According to Otto Langer, the former senior DFO scientist and manager who first blew the whistle on Stephen Harper’s plan to gut the Fisheries Act, the job cuts associated with Harper’s program will soon be taking effect in BC. Langer sent out the following warning on June 27.
Today all DFO habitat protection and management staff in Canada are receiving letters that they are now “red-circled” – i.e. they are being affected by Bill C-38 with it’s budget and habitat legislation and program cuts (i.e. DFO downsizing) and many will soon not have a job. Yesterday all staff in the BC-Yukon region were advised of this happening in a telephone call from Pacific Regional Director General Susan Farlinger. Staff were directed to not discuss this with anyone and only DFO Ottawa was allowed to comment on the issue.

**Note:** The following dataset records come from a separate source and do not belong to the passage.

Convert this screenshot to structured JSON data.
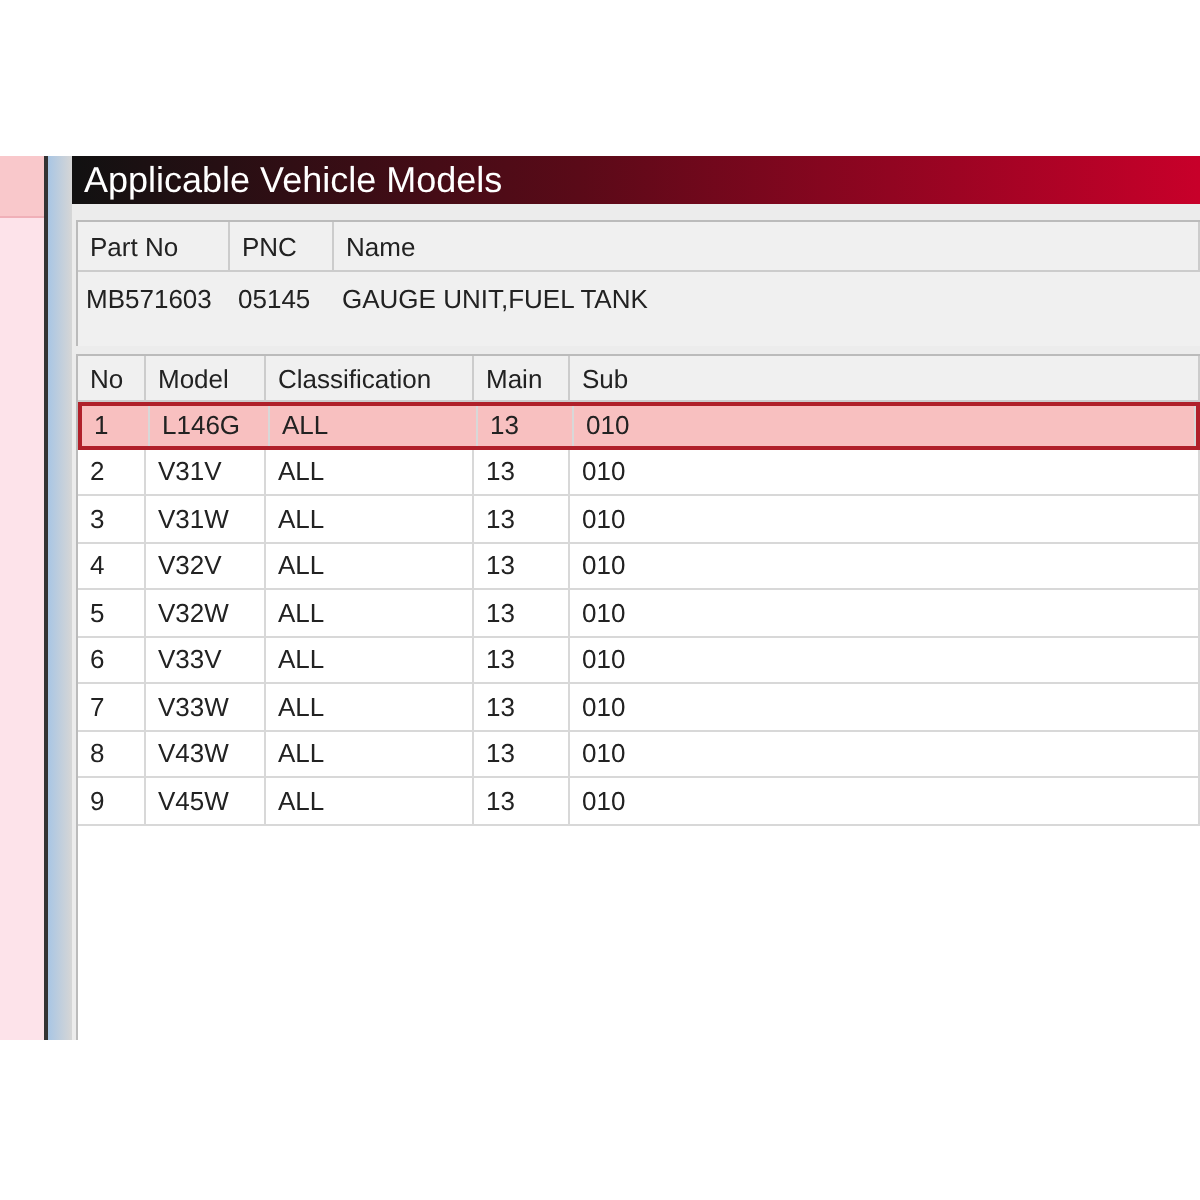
{
  "window": {
    "title": "Applicable Vehicle Models"
  },
  "part": {
    "columns": [
      "Part No",
      "PNC",
      "Name"
    ],
    "values": [
      "MB571603",
      "05145",
      "GAUGE UNIT,FUEL TANK"
    ]
  },
  "table": {
    "columns": [
      "No",
      "Model",
      "Classification",
      "Main",
      "Sub"
    ],
    "rows": [
      {
        "cells": [
          "1",
          "L146G",
          "ALL",
          "13",
          "010"
        ],
        "selected": true
      },
      {
        "cells": [
          "2",
          "V31V",
          "ALL",
          "13",
          "010"
        ],
        "selected": false
      },
      {
        "cells": [
          "3",
          "V31W",
          "ALL",
          "13",
          "010"
        ],
        "selected": false
      },
      {
        "cells": [
          "4",
          "V32V",
          "ALL",
          "13",
          "010"
        ],
        "selected": false
      },
      {
        "cells": [
          "5",
          "V32W",
          "ALL",
          "13",
          "010"
        ],
        "selected": false
      },
      {
        "cells": [
          "6",
          "V33V",
          "ALL",
          "13",
          "010"
        ],
        "selected": false
      },
      {
        "cells": [
          "7",
          "V33W",
          "ALL",
          "13",
          "010"
        ],
        "selected": false
      },
      {
        "cells": [
          "8",
          "V43W",
          "ALL",
          "13",
          "010"
        ],
        "selected": false
      },
      {
        "cells": [
          "9",
          "V45W",
          "ALL",
          "13",
          "010"
        ],
        "selected": false
      }
    ]
  }
}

132 habitat staff across Canada will be fired (laid off) in the next few months in that many will have to compete for remaining jobs. In the Pacific Region, they now have 92 staff and that is to be reduced to 60 – an approximate 33% cut in staff. Also, all habitat office locations in Pacific Region are to be closed down, with the exception of Whitehorse, Prince Rupert, Kamloops, Vancouver and Nanaimo. That means offices such as those in Mission, Campbell River, Prince George, Nelson, Williams Lake, Smithers, Port Hardy, etc. are to be shut down. If the Enbridge and natural gas pipelines go across northern BC, there will be no habitat staff in Prince George or Smithers, etc. to respond to potential disasters – the closest offices will be Prince Rupert or Kamloops.
The office in Port Hardy has looked after salmon farming issues, which it will be unable to do now.
This puts DFO back where it was in the early 1980s, i.e. 5 offices in BC and even less staff than they had in 1983 with many giant projects such as Enbridge, gas lines, gas liquification plants, New Prosperity Gold Mine, Site C Dam on the Peace River, Panamax tankers of jet fuel up the Fraser River, Roberts Bank Port expansion, etc. now being proposed and pushed along. Never in the past 50 year history of habitat protection have we seen such great cuts in staff the face of upcoming massive industrial development that can and will harm habitat and our fisheries of the future.
Finally, Ottawa has given all DFO habitat staff directions to remove the “Habitat Management Program” title from their organization and from their offices, etc. in that they are now to be called the “Fisheries Protection Program”.
In summary, this puts DFO back to where they were in the late 1970s in terms of habitat staff numbers in the Pacific Region, but with next to no legislation to protect overall habitat and a greatly reduced presence in the field where the habitat damage takes place. Their efforts will of course be distracted over the next year or more in that staff will have to compete for the surviving 60 positions and put their minds to what they can do for a living when laid off and where they move to to get a job to support their families, etc. I am told the already very low morale of the staff was destroyed by Bill C-38 and now it has received its final blow – the willingness and direction to do their jobs can now be measured in negative quantities.
One can now say that the Harper Government has ‘right-sized’ the workload for the reduced number of staff! They will protect less habitat, despite the incredulous claims of DFO Minister Ashfield and many Conservative MPs that DFO will provide the fishery with better, more focused protection. More staff-related budget cuts have been outlined for 2013 and 2014.
All DFO habitat protection offices from Quebec to the BC-Alberta border, i.e. Central and Arctic Region, will also be drastically cut and all offices will be shut down except in Ottawa, Burlington, Winnipeg, Edmonton and Yellowknife. It is indicated that of 63 DFO offices in Canada with habitat staff (now “fisheries protection” staff), most will be closed and the number of offices having habitat-type program staff will be reduced to 14 for a giant geographic area – i.e. Canada.